If you have filed a mechanics lien to collect payment on a commercial construction project in Texas, you *should* be on your way to receiving payment. But what if your prelien notice(s) and mechanics lien affidavit have not prompted payment? In this article, we will discuss the mechanics lien foreclosure process.
Foreclose to Enforce a Lien
Texas Construction Law provides contractors, subcontractors, materials suppliers, and licensed design professionals with the mechanics lien (also called a construction lien) to help collect past due payments on commercial construction jobs. However, filing a mechanics lien on a property may not always result in payment. If you are unable to collect payment on a lien after filing the affidavit, then Texas Construction Law allows you to foreclose to enforce a lien. This action forces the sale of the property to pay creditors.
Unfortunately, to foreclose a lien, a lawsuit must be filed. This involves more time and the Texas court system. Fortunately, like filing a mechanics lien, the act of filing and serving of the Lawsuit can be enough to prompt payment.
How long do I have to foreclose on a lien?
If you have to initiate a lawsuit for a mechanics lien foreclosure to collect a payment, then it is critical to meet the associated deadlines. For a mechanics lien, it must be no later than one year after the deadline to file the mechanics lien.
If you fail to foreclose on the lien within the time parameter, your mechanics lien becomes invalid.
Do I need a lawyer to file a lawsuit to foreclose a lien?
Although individuals are allowed to represent themselves in a court of law, this is rarely recommended. A lien foreclosure action is a lawsuit, which means it needs to be drafted, filed, and served appropriately in compliance with the rules of the jurisdiction in which the lien was recorded. In fact, if you are considering filing suit to foreclose on a lien, we highly recommend you engage a Texas Construction Law attorney.
Are lien foreclosures common?
The number of lien foreclosure lawsuits that go to trial is more rare than common.
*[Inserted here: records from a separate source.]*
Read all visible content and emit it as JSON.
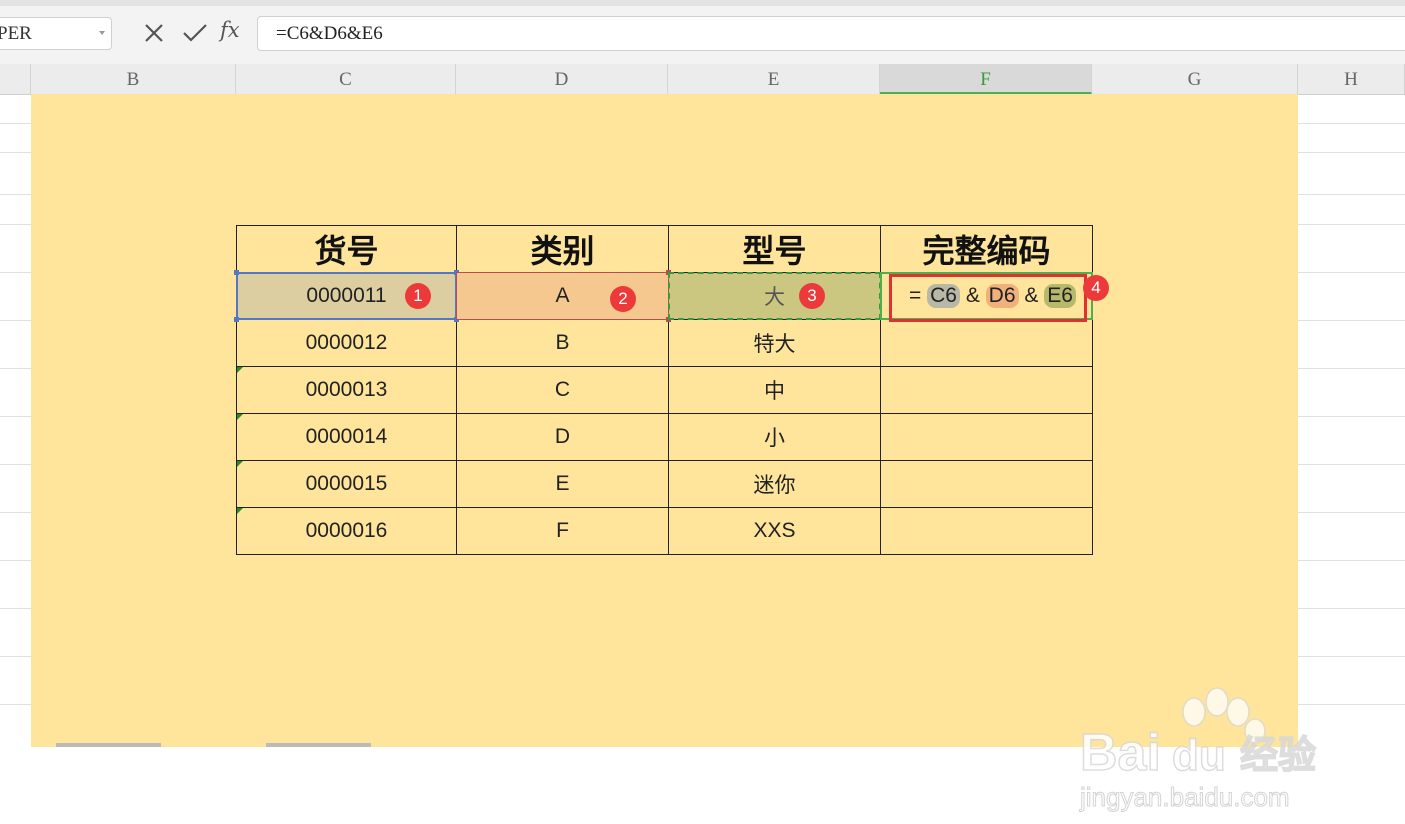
{
  "formula_bar": {
    "name_box": "PER",
    "cancel_icon": "x-icon",
    "confirm_icon": "check-icon",
    "fx_label": "fx",
    "formula": "=C6&D6&E6"
  },
  "columns": [
    "B",
    "C",
    "D",
    "E",
    "F",
    "G",
    "H"
  ],
  "active_column": "F",
  "table": {
    "headers": [
      "货号",
      "类别",
      "型号",
      "完整编码"
    ],
    "rows": [
      [
        "0000011",
        "A",
        "大",
        ""
      ],
      [
        "0000012",
        "B",
        "特大",
        ""
      ],
      [
        "0000013",
        "C",
        "中",
        ""
      ],
      [
        "0000014",
        "D",
        "小",
        ""
      ],
      [
        "0000015",
        "E",
        "迷你",
        ""
      ],
      [
        "0000016",
        "F",
        "XXS",
        ""
      ]
    ]
  },
  "editing_formula": {
    "eq": "=",
    "ref1": "C6",
    "amp1": "&",
    "ref2": "D6",
    "amp2": "&",
    "ref3": "E6"
  },
  "badges": [
    "1",
    "2",
    "3",
    "4"
  ],
  "watermark": {
    "brand": "Bai",
    "brand2": "du",
    "brand_cn": "经验",
    "url": "jingyan.baidu.com"
  },
  "colors": {
    "sheet_highlight": "#fee59b",
    "badge": "#ec3a3a",
    "c6_fill": "#dccea0",
    "d6_fill": "#f4c88e",
    "e6_fill": "#cbc680"
  }
}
Typically, the act of filing an official mechanics lien affidavit is enough to prompt payment for the work you completed on a commercial construction project. However, if that is not the case, and you have to take further action, the act of filing a lawsuit to foreclose a lien is next. Fortunately, since trials are both time consuming and expensive for all parties involved, this action often prompts settlement of the debt before a trial is necessary.